Во дворе дома, возле парадного, стояла еще одна машина, с московскими номерами, так что приткнуть свою оказалось некуда. Войдя в переднюю, он услышал из распахнутых дверей столовой воркующий баритончик Ал. Михайлова и тихий, виолончельный распев бесприданницы. И эти непривычные уху голоса как-то сразу сделали обстановку неузнаваемой, возникло чувство, будто Зубатый пришел в чужой дом и теперь по-воровски подглядывает за чужой, существующей без него жизнью, а своя тем временем отделилась от общего течения и ушла, как дорога, в бесприютное, осеннее поле.
Крадучись, он поднялся на второй этаж, на цыпочках пробрался в кабинет и там долго стоял, прислушиваясь и вспоминая, зачем пришел.
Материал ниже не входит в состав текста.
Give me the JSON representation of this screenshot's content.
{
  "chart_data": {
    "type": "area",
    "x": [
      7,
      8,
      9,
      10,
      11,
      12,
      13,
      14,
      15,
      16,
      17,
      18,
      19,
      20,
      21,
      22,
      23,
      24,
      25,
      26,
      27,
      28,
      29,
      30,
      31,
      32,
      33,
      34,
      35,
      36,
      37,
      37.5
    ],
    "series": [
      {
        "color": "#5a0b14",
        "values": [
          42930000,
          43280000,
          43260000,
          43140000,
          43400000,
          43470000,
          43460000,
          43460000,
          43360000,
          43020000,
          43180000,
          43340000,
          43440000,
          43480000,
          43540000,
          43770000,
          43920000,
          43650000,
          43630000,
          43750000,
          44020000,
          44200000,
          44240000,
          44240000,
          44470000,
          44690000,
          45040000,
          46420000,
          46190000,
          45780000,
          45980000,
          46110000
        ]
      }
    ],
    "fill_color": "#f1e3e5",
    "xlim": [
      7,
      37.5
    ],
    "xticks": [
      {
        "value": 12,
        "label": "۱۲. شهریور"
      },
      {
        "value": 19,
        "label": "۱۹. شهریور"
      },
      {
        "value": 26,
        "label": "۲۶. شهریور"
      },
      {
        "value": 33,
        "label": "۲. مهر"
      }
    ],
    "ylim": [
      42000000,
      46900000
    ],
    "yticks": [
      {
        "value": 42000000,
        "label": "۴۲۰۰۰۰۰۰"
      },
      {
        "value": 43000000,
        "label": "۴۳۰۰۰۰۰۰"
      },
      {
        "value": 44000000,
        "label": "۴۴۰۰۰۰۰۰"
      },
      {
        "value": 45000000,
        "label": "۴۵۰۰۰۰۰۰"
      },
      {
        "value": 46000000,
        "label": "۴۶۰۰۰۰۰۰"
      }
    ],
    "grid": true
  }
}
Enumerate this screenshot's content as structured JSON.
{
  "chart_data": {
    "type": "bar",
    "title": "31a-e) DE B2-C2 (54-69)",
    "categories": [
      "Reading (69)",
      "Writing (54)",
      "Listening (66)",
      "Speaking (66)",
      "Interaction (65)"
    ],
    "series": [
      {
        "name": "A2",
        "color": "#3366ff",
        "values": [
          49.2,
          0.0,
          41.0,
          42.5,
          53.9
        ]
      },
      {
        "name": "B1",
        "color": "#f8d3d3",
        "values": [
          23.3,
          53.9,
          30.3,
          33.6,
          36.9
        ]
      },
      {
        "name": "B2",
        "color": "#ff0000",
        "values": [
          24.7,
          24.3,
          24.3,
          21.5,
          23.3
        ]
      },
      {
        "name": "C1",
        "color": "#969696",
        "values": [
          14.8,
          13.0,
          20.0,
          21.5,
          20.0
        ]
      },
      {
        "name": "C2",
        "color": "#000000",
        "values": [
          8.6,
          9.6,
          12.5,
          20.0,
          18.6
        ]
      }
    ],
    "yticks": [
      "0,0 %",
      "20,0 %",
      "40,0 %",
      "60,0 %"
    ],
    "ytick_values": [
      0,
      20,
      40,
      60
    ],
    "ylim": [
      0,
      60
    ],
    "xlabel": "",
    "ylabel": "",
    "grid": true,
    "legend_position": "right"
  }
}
И вспомнил, когда снизу донеслись голоса, – кажется, обнаружили его присутствие и теперь искали. Зубатый достал ключи от комнаты Саши и так же осторожно пробрался к двери. И лишь когда открыл замок, увидел, что полоска бумаги с печатями аккуратно разрезана – кто-то открывал, кто-то уже побывал в комнате, причем тайно, с отмычкой, поскольку ключи все время находились в сейфе. Предупрежденная прокуратура сюда не сунется, жена хоть и просила открыть комнату, но сама бы никогда не решилась, поскольку относилась к опечатанной двери с каким-то опасливым благоговением, да и не смогла бы подобрать ключи. Значит, сюда забралась бесприданница. Возможно, для того и появилась в доме, чтобы убрать из Сашиной комнаты компромат...
Ощущая редкостное состояние гнева и беспомощности, Зубатый переступил порог и закрыл за собой дверь на замок, поскольку в коридоре уже послышались шаги и громкий возглас Кати:
– Странно, нет нигде!..
Он не знал, что нужно искать – наркотики, фотографии, письма или еще какие-то свидетельства образа жизни сына; он просто двинулся вдоль стен, всматриваясь во все вещи и предметы аскетически обставленной комнаты. Зубатый не помнил, когда был здесь в последний раз, возможно, полгода или даже год назад, и потому не мог знать, что было и что могло исчезнуть. В школьное время Саша увлекался бодибилдингом (этот период совпал с охотничьим азартом), качался каждый день, соблюдал белковую диету, и с тех пор у него остались тренажеры, штанга, гантели, но почему-то пропали снимки Шварценеггера и прочих знаменитых качков, развешанные в ту пору по стенам. Вероятно, снял, когда изменились увлечения, да и фирменное никелированное и черненое железо превратилось в груду тусклого и пыльного металлолома, сваленного в углу, как некие материальные остатки далекого прошлого.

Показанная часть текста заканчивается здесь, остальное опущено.